Retrieving bulk twitter data

One of the potential challenges for my project is getting enough data. The rtweet package lets me retrieve 18,000 tweets at a time (limited by the Twitter API rate limit), which is more than enough for ongoing analysis. The more challenging part of the process is getting access to older tweets, because the Twitter API only returns data from the past 7 days.
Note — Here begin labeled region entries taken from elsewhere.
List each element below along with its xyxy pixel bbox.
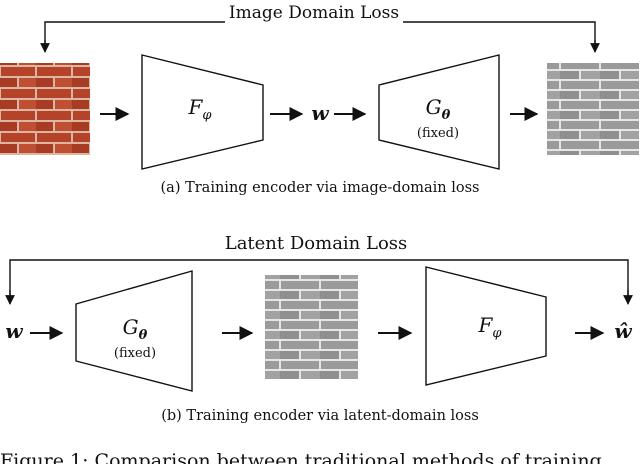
figure-caption-partial: Figure 1: Comparison between traditional… bbox=[0, 450, 602, 464]
encoder-block-b bbox=[425, 266, 547, 386]
latent-w-input: w bbox=[5, 319, 23, 343]
gray-brick-texture-output bbox=[547, 63, 639, 155]
generator-fixed-note: (fixed) bbox=[417, 126, 459, 141]
latent-loss-loop bbox=[9, 259, 629, 300]
latent-loss-label: Latent Domain Loss bbox=[225, 233, 408, 254]
panel-b: Latent Domain Loss w Gθ (fixed) Fφ ŵ (b)… bbox=[5, 231, 633, 424]
encoder-label-b: Fφ bbox=[478, 313, 503, 341]
encoder-label: Fφ bbox=[188, 95, 213, 123]
encoder-block bbox=[141, 54, 264, 170]
caption-b: (b) Training encoder via latent-domain l… bbox=[161, 408, 479, 424]
caption-a: (a) Training encoder via image-domain lo… bbox=[161, 180, 480, 196]
image-loss-label: Image Domain Loss bbox=[229, 3, 399, 23]
red-brick-texture bbox=[0, 63, 90, 155]
latent-w-hat: ŵ bbox=[614, 319, 632, 343]
generator-fixed-note-b: (fixed) bbox=[114, 346, 156, 361]
image-loss-loop bbox=[44, 21, 596, 49]
panel-a: Image Domain Loss Fφ w Gθ (fixed) (a) Tr… bbox=[0, 2, 639, 196]
generator-label: Gθ bbox=[426, 95, 451, 123]
generator-block bbox=[378, 54, 500, 170]
generator-label-b: Gθ bbox=[123, 315, 148, 343]
gray-brick-texture-middle bbox=[265, 275, 358, 379]
generator-block-b bbox=[75, 270, 193, 392]
latent-w: w bbox=[311, 101, 329, 125]
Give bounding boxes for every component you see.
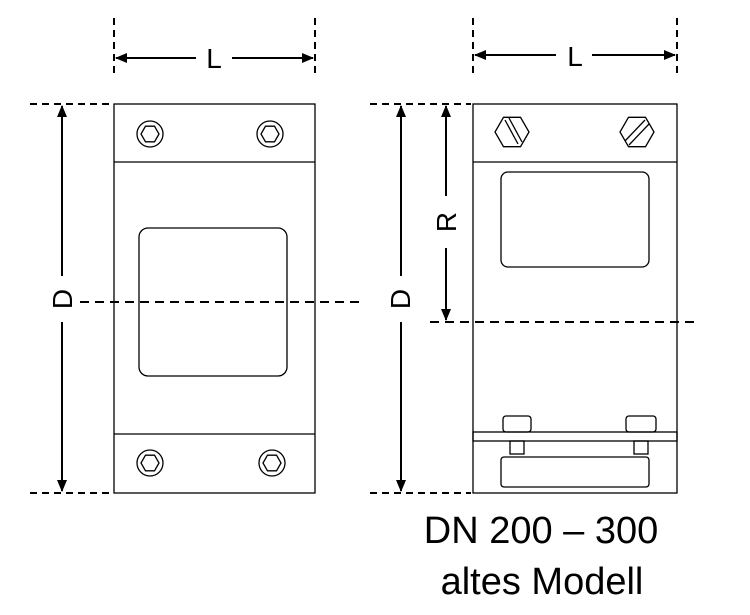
left-bolt-bottom-left — [136, 449, 164, 477]
right-height-label: D — [385, 289, 416, 309]
right-clamp-bar — [472, 431, 678, 442]
right-screw-left — [494, 116, 530, 148]
right-width-label: L — [567, 41, 583, 72]
left-width-label: L — [206, 43, 222, 74]
right-lower-block — [500, 456, 650, 488]
caption-line-1: DN 200 – 300 — [424, 510, 659, 552]
right-clamp-bolt-right — [625, 415, 657, 455]
caption-line-2: altes Modell — [441, 561, 644, 603]
right-window — [500, 171, 650, 268]
left-bolt-bottom-right — [258, 449, 286, 477]
right-screw-right — [619, 116, 655, 148]
right-radius-label: R — [431, 212, 462, 232]
left-dimensions — [30, 18, 360, 494]
left-view — [113, 103, 316, 494]
left-window — [138, 227, 288, 377]
left-body-outline — [113, 103, 316, 494]
left-bolt-top-right — [256, 120, 284, 148]
left-bolt-top-left — [136, 120, 164, 148]
left-height-label: D — [47, 289, 78, 309]
right-view — [472, 103, 678, 494]
right-body-outline — [472, 103, 678, 494]
right-dimensions — [370, 18, 697, 494]
right-clamp-bolt-left — [502, 415, 532, 455]
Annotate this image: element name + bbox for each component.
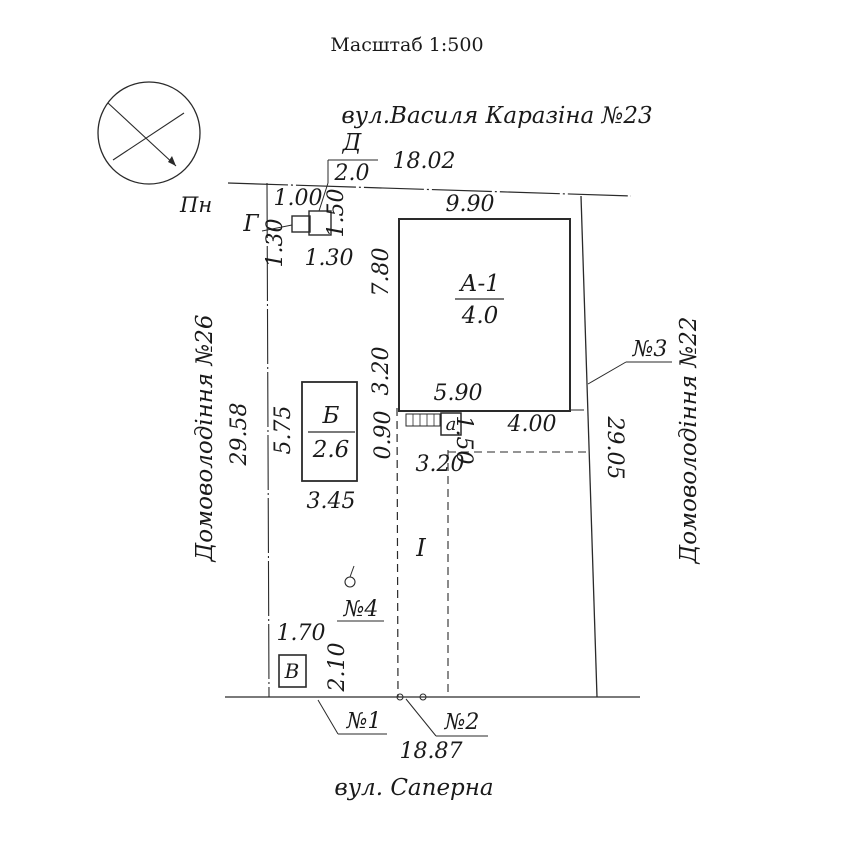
compass-icon — [97, 81, 201, 185]
dim-g-130-v: 1.30 — [263, 219, 288, 268]
neighbor-left: Домоволодіння №26 — [192, 315, 218, 563]
building-b-height: 2.6 — [312, 437, 350, 463]
dim-b-width: 3.45 — [307, 489, 356, 514]
dim-g-130-h: 1.30 — [305, 246, 354, 271]
marker-2-label: №2 — [444, 710, 480, 735]
plot-boundary — [225, 182, 640, 698]
dim-strip-090: 0.90 — [371, 411, 396, 460]
dim-g-150: 1.50 — [324, 189, 349, 238]
building-a-small-letter: а — [446, 414, 457, 435]
dim-bottom-street: 18.87 — [400, 739, 463, 764]
dim-a-150: 1.50 — [451, 416, 476, 465]
dim-a-320: 3.20 — [416, 452, 465, 477]
building-a1 — [398, 218, 571, 412]
dim-right-side: 29.05 — [602, 416, 627, 480]
dim-g-100: 1.00 — [274, 186, 323, 211]
marker-4-label: №4 — [343, 597, 379, 622]
neighbor-right: Домоволодіння №22 — [676, 317, 702, 565]
street-bottom: вул. Саперна — [334, 775, 493, 801]
north-label: Пн — [179, 193, 212, 217]
building-a1-letter: А-1 — [458, 271, 500, 297]
street-top: вул.Василя Каразіна №23 — [341, 103, 652, 129]
dim-a1-width: 9.90 — [446, 192, 495, 217]
plot-label: I — [415, 534, 426, 562]
marker-3 — [587, 361, 672, 385]
building-d-leader — [318, 159, 378, 212]
building-v-letter: В — [284, 659, 300, 683]
building-d-letter: Д — [342, 130, 363, 156]
marker-3-label: №3 — [632, 337, 668, 362]
marker-1-label: №1 — [346, 709, 382, 734]
building-v — [278, 654, 307, 688]
dim-b-height: 5.75 — [271, 406, 296, 455]
scale-title: Масштаб 1:500 — [330, 34, 483, 56]
marker-1 — [317, 699, 387, 735]
steps-icon — [405, 413, 441, 427]
dim-a1-inner: 5.90 — [434, 381, 483, 406]
building-g-inner — [291, 215, 311, 233]
building-d-height: 2.0 — [334, 161, 370, 186]
dim-left-side: 29.58 — [227, 403, 252, 467]
dim-a1-height: 7.80 — [369, 248, 394, 297]
marker-2 — [396, 693, 488, 737]
dim-v-210: 2.10 — [325, 643, 350, 693]
building-g-letter: Г — [242, 211, 259, 237]
building-g-outer — [308, 210, 332, 236]
dim-top-street: 18.02 — [393, 149, 456, 174]
marker-4 — [337, 565, 384, 622]
dim-a-400: 4.00 — [507, 412, 557, 437]
building-a1-height: 4.0 — [461, 303, 499, 329]
building-a-small — [440, 412, 462, 436]
dim-v-170: 1.70 — [277, 621, 326, 646]
dim-a1-lower: 3.20 — [369, 347, 394, 396]
building-b-letter: Б — [322, 403, 340, 429]
building-b — [301, 381, 358, 482]
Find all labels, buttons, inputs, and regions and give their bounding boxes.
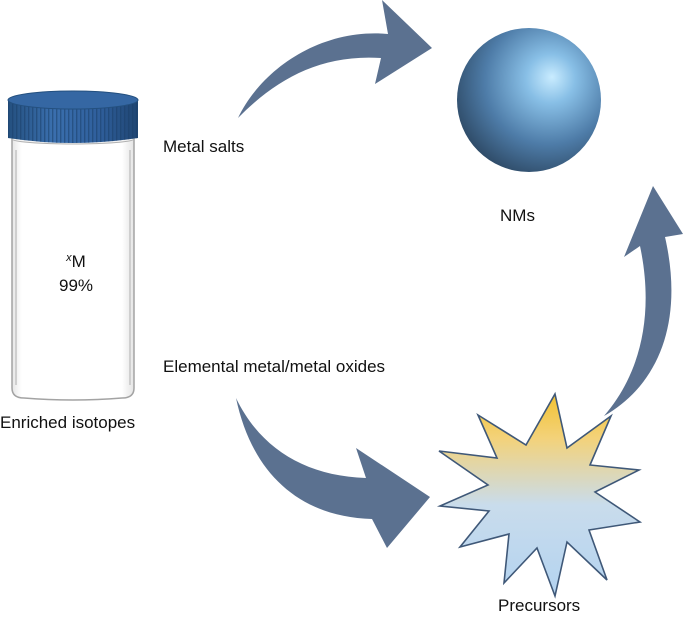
vial-purity: 99%	[58, 276, 94, 295]
arrow-elemental	[236, 398, 430, 548]
vial-label: xM 99%	[20, 246, 132, 298]
nm-sphere	[457, 28, 601, 172]
precursor-starburst	[436, 391, 643, 599]
isotope-vial	[7, 90, 139, 401]
arrow-precursors-to-nms	[604, 186, 683, 416]
element-symbol: M	[71, 252, 86, 271]
label-nms: NMs	[500, 206, 535, 225]
isotope-superscript: x	[66, 252, 72, 264]
arrow-metal-salts	[238, 0, 432, 118]
vial-cap-top	[7, 90, 139, 110]
label-precursors: Precursors	[498, 596, 581, 615]
label-elemental-metal: Elemental metal/metal oxides	[163, 357, 386, 376]
label-metal-salts: Metal salts	[163, 137, 245, 156]
label-enriched-isotopes: Enriched isotopes	[0, 413, 136, 432]
vial-body	[11, 137, 135, 401]
vial-isotope: xM	[20, 246, 132, 274]
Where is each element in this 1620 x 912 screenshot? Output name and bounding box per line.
To get access to more data, I have a few options:

Pay Twitter for an enterprise account with API access to the full Twitter history
Pay a third-party (who already has enterprise API access with Twitter) to extract the data
Creatively reconstruct the timeline by crawling from known participants
Screen scape like I’ve never screen scraped before

I actually considered all four of these options, and concluded:

Twitter are kidding themselves with their pricing. It is outrageous, and because they consider academics as one of their target markets, there are no student discounts.
An estimate for the purchase of #rstats tweets since January 1st 2010 (via Sifter which told me that I’m going to need to extract about 1.2 million tweets) came to US$80,000 which is obviously more than I am willing to pay for a uni project, or any project ever. And that doesn’t even consider all of the other hashtags I would want to extract!
I could probably reconstruct the majority of the #rstats timeline by finding everyone that tweeted in the last 7 days, finding all of their tweets, everyone they follow/mention/retweet, and then repeating all the way back to the start of recorded Twitter history (21 March 2006). This would be a good way to “crawl” through the whole R community (the ones on Twitter anwyay) but is likely infeasible due to the Twitter API rate limit. It’s a good idea to keep in the back pocket though!
Screen scraping can take ages if done “manually”, but there is a saviour in the form of Ahmet Taspinar’s twitterscraper Python package. This package uses standard Python web scraping approaches (via Beautiful Soup and Requests) to extract tweets using multiple HTTP requests in parallel. There are some questions about the legality and ethics of screen scraping, which I will discuss in my next post. For now, it is enough to note that it is possible and it looks like the answer to all of my problems.

Scraping Twitter for #rstats

Regardless of the fact this project is explicitly focused on the R community, no one has written a Twitter scraper in R so it looks I’m using Python for this part of the project. The tool does come with a Command Line Interface (CLI) so I’ll be using that because it’s easier than diving into Python.

The following bash command searches for tweets with the #rstats hashtag, using 20 simultaneous connections, and stops when approximately 10,000 have been found. It then exports them to a CSV file.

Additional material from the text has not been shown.